"A man is what he thinks about all day long." - Ralph Waldo Emerson\
“In the ensuing silence, I have time to contemplate the word cute— how dismissive it is, how it’s the equivalent of calling someone little, how it makes a person into a baby, how the word is a neon sign burning through the dark reading, “Feel Bad About Yourself.”” - Will Grayson, Will Grayson by John Green and David Levithan. Not sure whose chapter this is. I find it to be very, very true. I know when most people call my clothes or my hair or whatever cute, they mean it as a compliment, but it bothers me nonetheless.

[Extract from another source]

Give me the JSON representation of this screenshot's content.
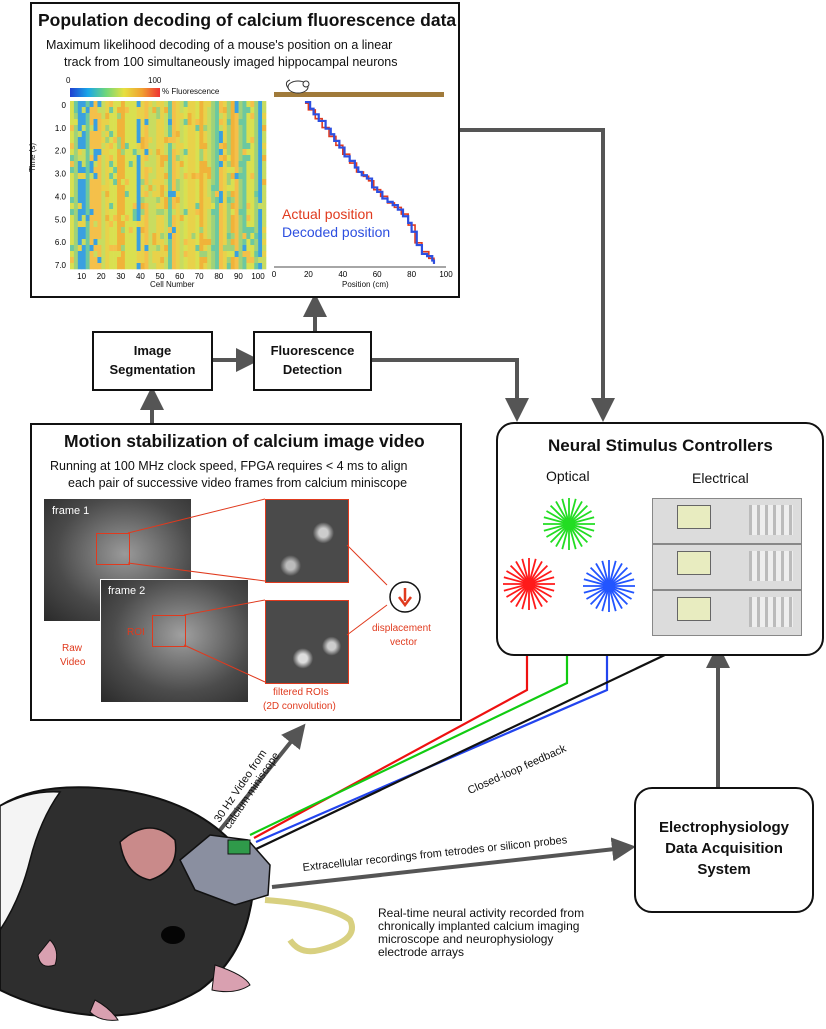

In English, we're reading a book called Night, which is the memoir of a Holocaust survivor. It's very good, and very sad. But that goes without saying. Yes, for those who know her, this is the book Beth mentioned awhile back.
We were talking about how when many Jewish families, upon being told that they could only bring a small bag of possessions, grabbed the photo albums, and why we thought that was.
Then my teacher asked us what we would bring, which I found to be a much more interesting question.
I don't have very many purely sentimental belongings, and none that mean enough to me to make hanging on to them a priority when being deported. A hand-made wooden magic wand is a loving gift from my dad, but it is not useful when Nazis are after you with whips and guns, or the other weapons that their modern-day equivalents would have.
The vast majority of the things that mean the most to me are either things I've written (most of which are stored on Google's servers, and if Google shuts down then we're all completely screwed anyway) or books that I own, which are heavy, repetitive after many re-readings sitting in a concentration camp (not that I'd get to keep it), and also not very useful.
So I went with what one of my classmates said: a journal. Preferably many journals. Preferably all of my journals, both empty and otherwise. They contain my past identity in a way that nothing else can, and I can both record events and write stories within the empty ones. If I could, I'd bring this blog, because I can go into more depth here, because I type faster than I scribble.
Except I have a lot of journals. And got two more since Christmas.
What would you guys bring, even if it's not terribly practical? I am interested to see what other people value.
Not sure what I would bring...the journals, I suppose. I don't have anything physical that I could absolutely not live without. I agree, the book was really sad. Did you watch the clip of Elie Wiesel and Oprah walking around Auschwitz? It was disturbing and rather depressing. Oh, and this may be of slight interest: I used to have a tutor whose daughter had breakfast with Mr. Wiesel once. But I'm not really sure what I'd bring. Sorry!